Councillor Birt felt that it was being portrayed as being difficult for this Council to pursue, but this was not the case, all that was being put forward was that companies that subscribed to this scheme would be preferred.  There could be fewer tenders but that could mean that such companies did not actively want to subscribe to this scheme. He felt it was important not to penalise good law-abiding businesses who took their morale obligations seriously, and this Motion was an ideal way to show them that they had the Council’s support.


From a Point of Order, the Leader from the Council’s position, was concerned that the Member in question had just insinuated that providers of the Council’s services to residents and businesses were undertaking illegal activity and as had already been mentioned, tax avoidance was not illegal, tax evasion was. He asked for advice from the Solicitor about the accusations made to this Council and acting illegally.

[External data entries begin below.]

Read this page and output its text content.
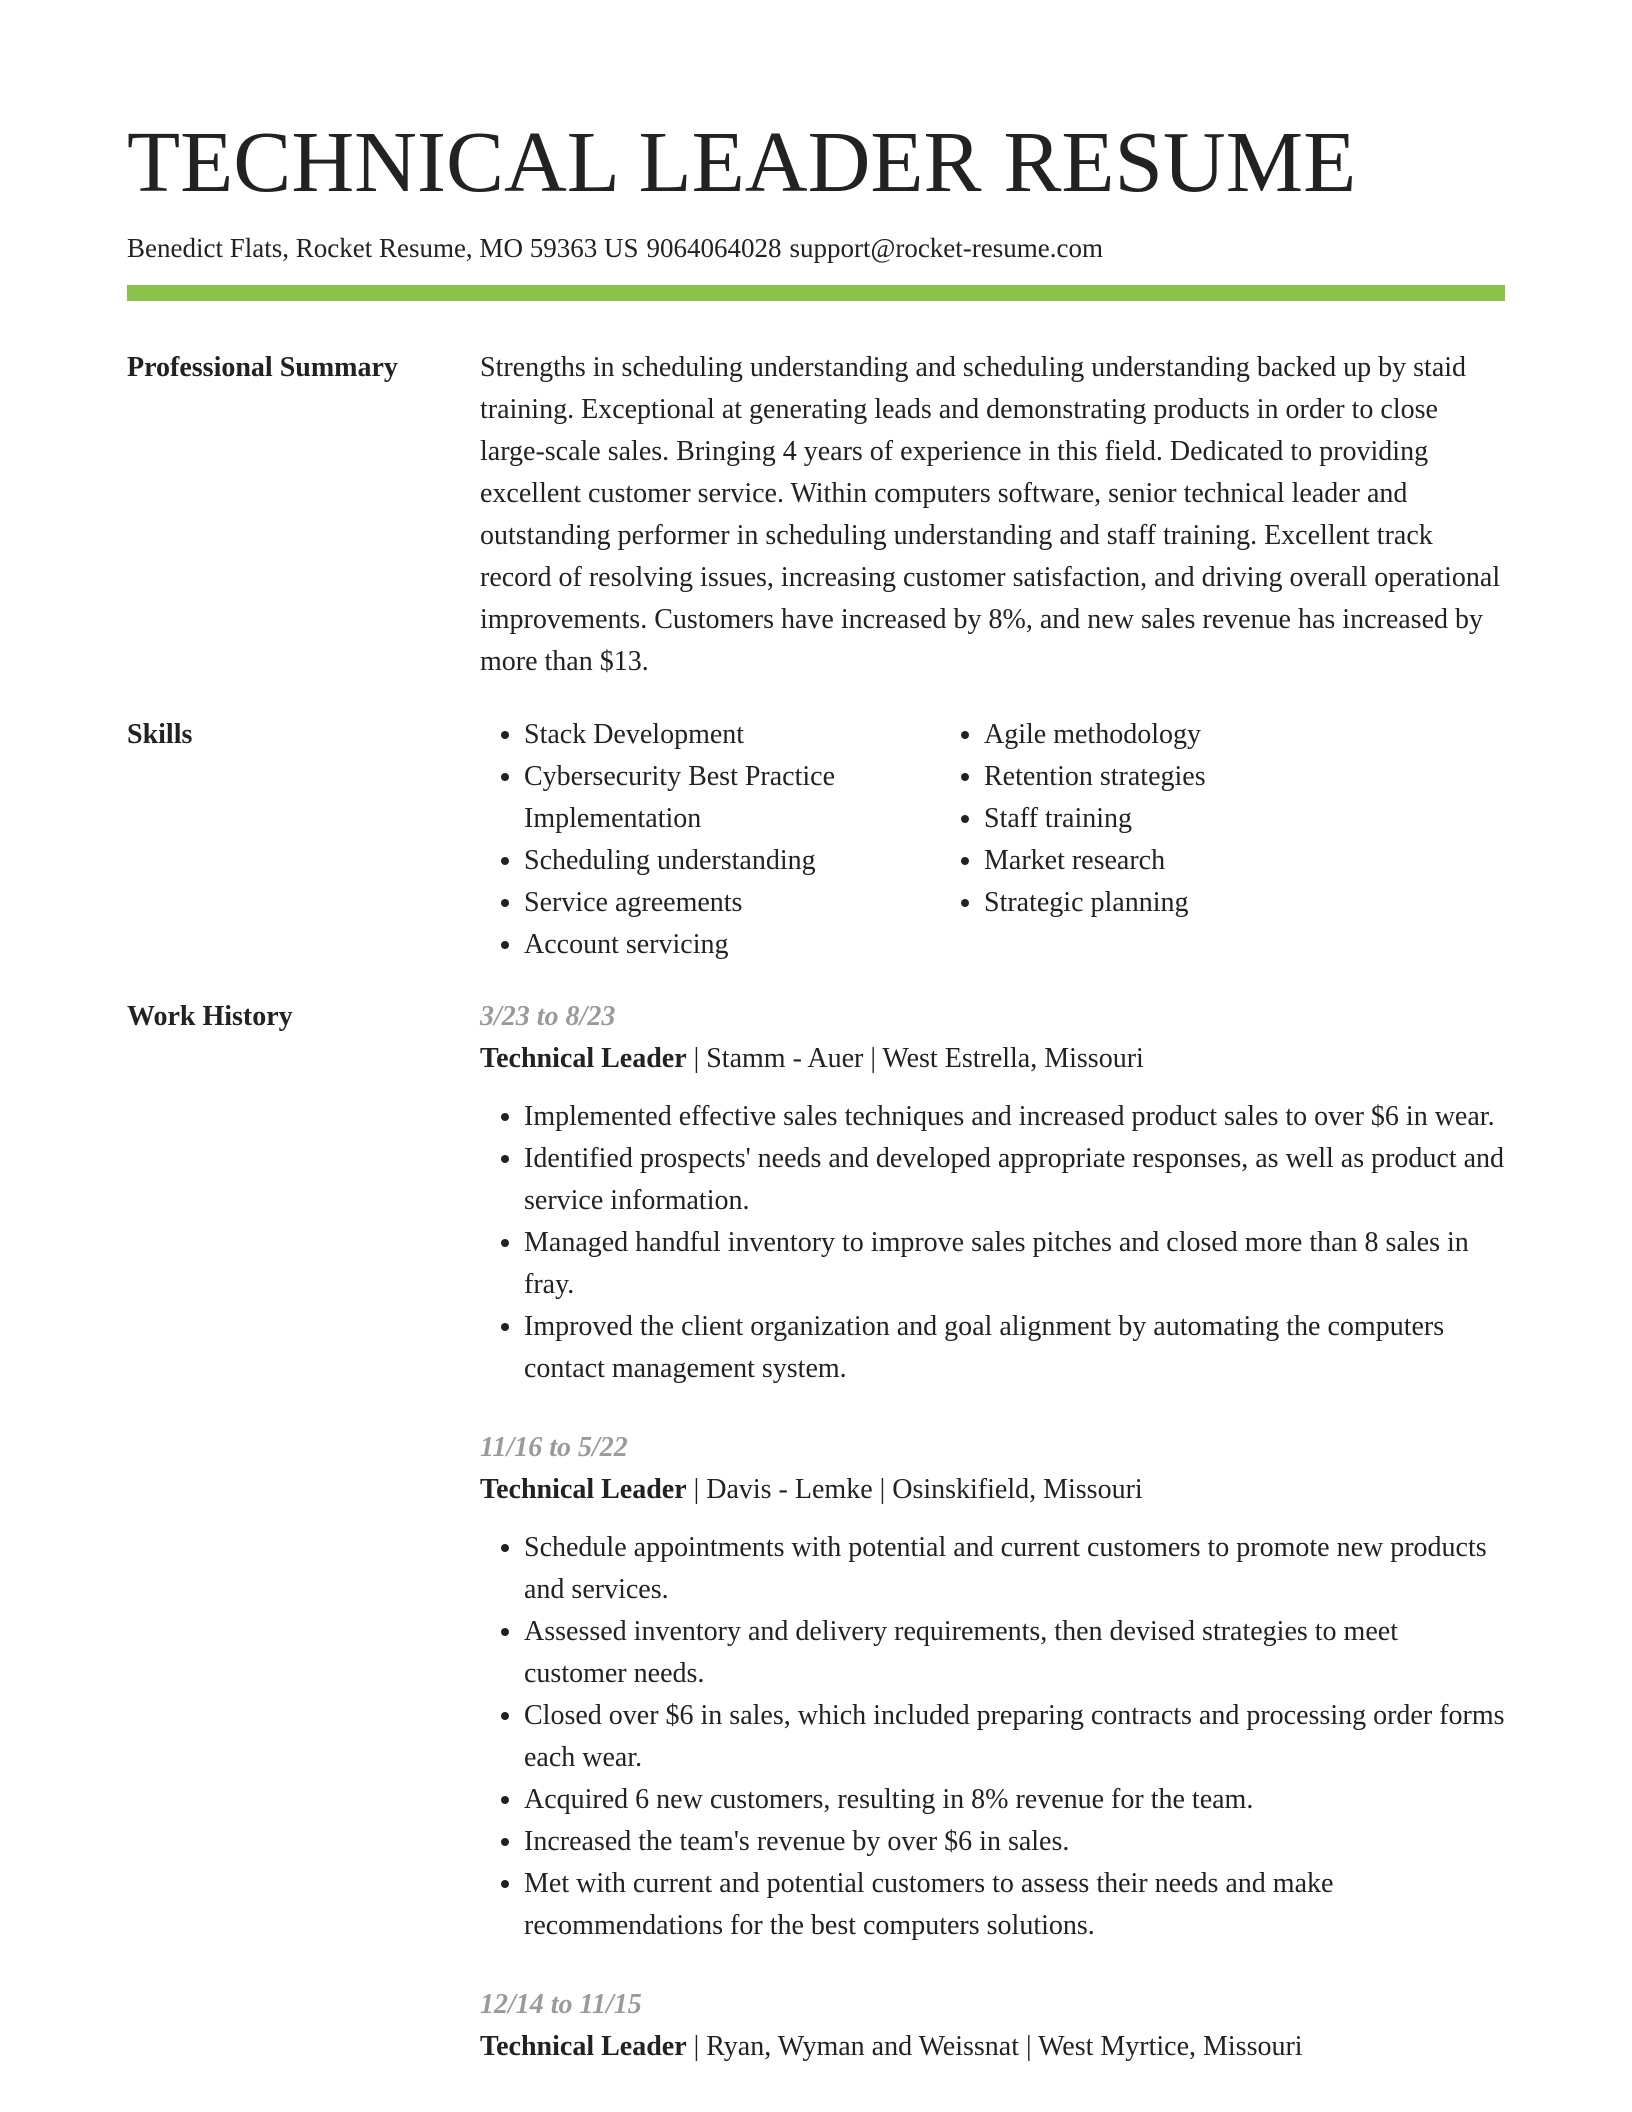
TECHNICAL LEADER RESUME

Benedict Flats, Rocket Resume, MO 59363 US 9064064028 support@rocket-resume.com

Professional Summary	Strengths in scheduling understanding and scheduling understanding backed up by staid training. Exceptional at generating leads and demonstrating products in order to close large-scale sales. Bringing 4 years of experience in this field. Dedicated to providing excellent customer service. Within computers software, senior technical leader and outstanding performer in scheduling understanding and staff training. Excellent track record of resolving issues, increasing customer satisfaction, and driving overall operational improvements. Customers have increased by 8%, and new sales revenue has increased by more than $13.

Skills
•	Stack Development
• Cybersecurity Best Practice Implementation
• Scheduling understanding
• Service agreements
• Account servicing
• Agile methodology
• Retention strategies
• Staff training
• Market research
• Strategic planning
Work History	3/23 to 8/23
Technical Leader | Stamm - Auer | West Estrella, Missouri
• Implemented effective sales techniques and increased product sales to over $6 in wear.
• Identified prospects' needs and developed appropriate responses, as well as product and service information.
• Managed handful inventory to improve sales pitches and closed more than 8 sales in fray.
• Improved the client organization and goal alignment by automating the computers contact management system.
11/16 to 5/22
Technical Leader | Davis - Lemke | Osinskifield, Missouri
• Schedule appointments with potential and current customers to promote new products and services.
• Assessed inventory and delivery requirements, then devised strategies to meet customer needs.
• Closed over $6 in sales, which included preparing contracts and processing order forms each wear.
• Acquired 6 new customers, resulting in 8% revenue for the team.
• Increased the team's revenue by over $6 in sales.
• Met with current and potential customers to assess their needs and make recommendations for the best computers solutions.
12/14 to 11/15
Technical Leader | Ryan, Wyman and Weissnat | West Myrtice, Missouri
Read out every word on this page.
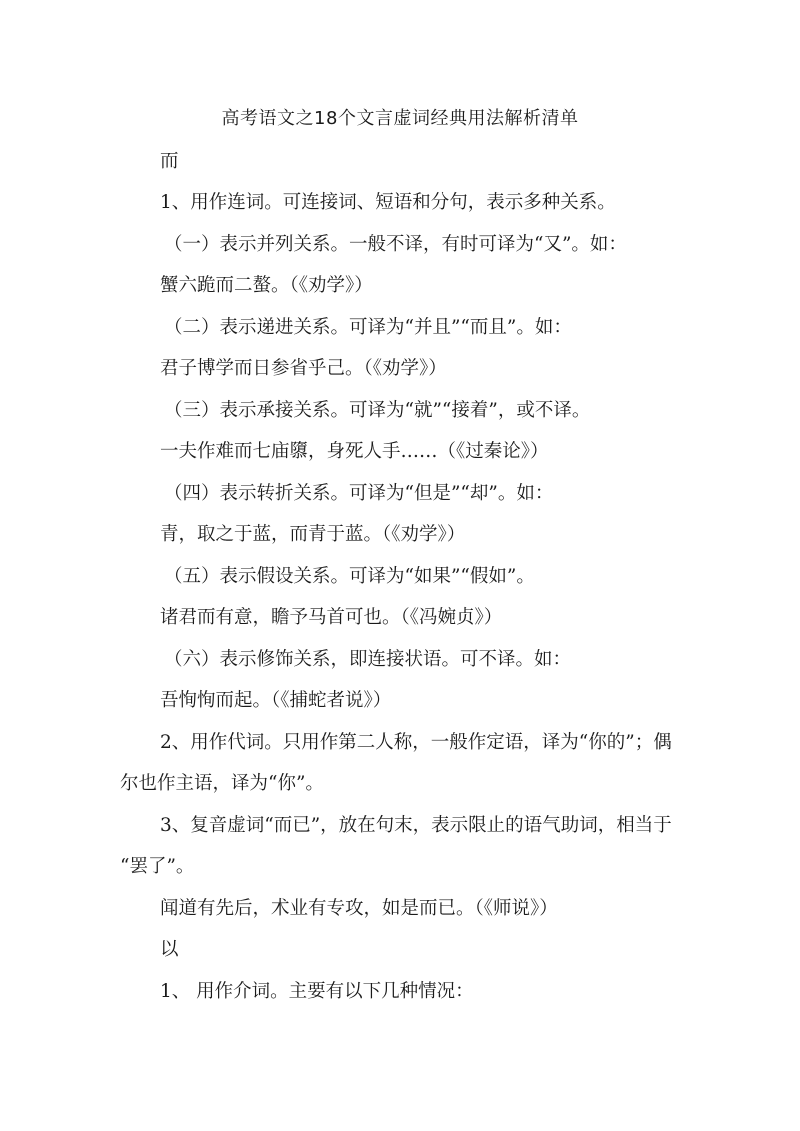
高考语文之18个文言虚词经典用法解析清单
而
1、用作连词。可连接词、短语和分句，表示多种关系。
（一）表示并列关系。一般不译，有时可译为“又”。如：
蟹六跪而二螯。（《劝学》）
（二）表示递进关系。可译为“并且”“而且”。如：
君子博学而日参省乎己。（《劝学》）
（三）表示承接关系。可译为“就”“接着”，或不译。
一夫作难而七庙隳，身死人手……（《过秦论》）
（四）表示转折关系。可译为“但是”“却”。如：
青，取之于蓝，而青于蓝。（《劝学》）
（五）表示假设关系。可译为“如果”“假如”。
诸君而有意，瞻予马首可也。（《冯婉贞》）
（六）表示修饰关系，即连接状语。可不译。如：
吾恂恂而起。（《捕蛇者说》）
2、用作代词。只用作第二人称，一般作定语，译为“你的”；偶
尔也作主语，译为“你”。
3、复音虚词“而已”，放在句末，表示限止的语气助词，相当于
“罢了”。
闻道有先后，术业有专攻，如是而已。（《师说》）
以
1、 用作介词。主要有以下几种情况：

The Legal Services Manager did not consider that an accusation had been made, she believed it to be just a comment.


The Leader raised another Point of Order and wanted clarity that all services provided to residents and businesses across the district were contracts that were procured legally within the law.


The Deputy Chief Executive & Monitoring Officer did not believe that the comments made by Councillor Birt were accusing the Council of any wrongdoing, all had been recorded and he asked for the matter to be moved on. 


Councillor Morton then provided responses to the many questions that had been asked but still agreed with the Motion and recommendations that had he had put forward.


A vote on the Motion was then taken.


The Motion was lost by 30 votes against and 8 votes in favour, plus 2 abstentions. 


Councillor Birt asked for his vote in support of the Motion to be recorded.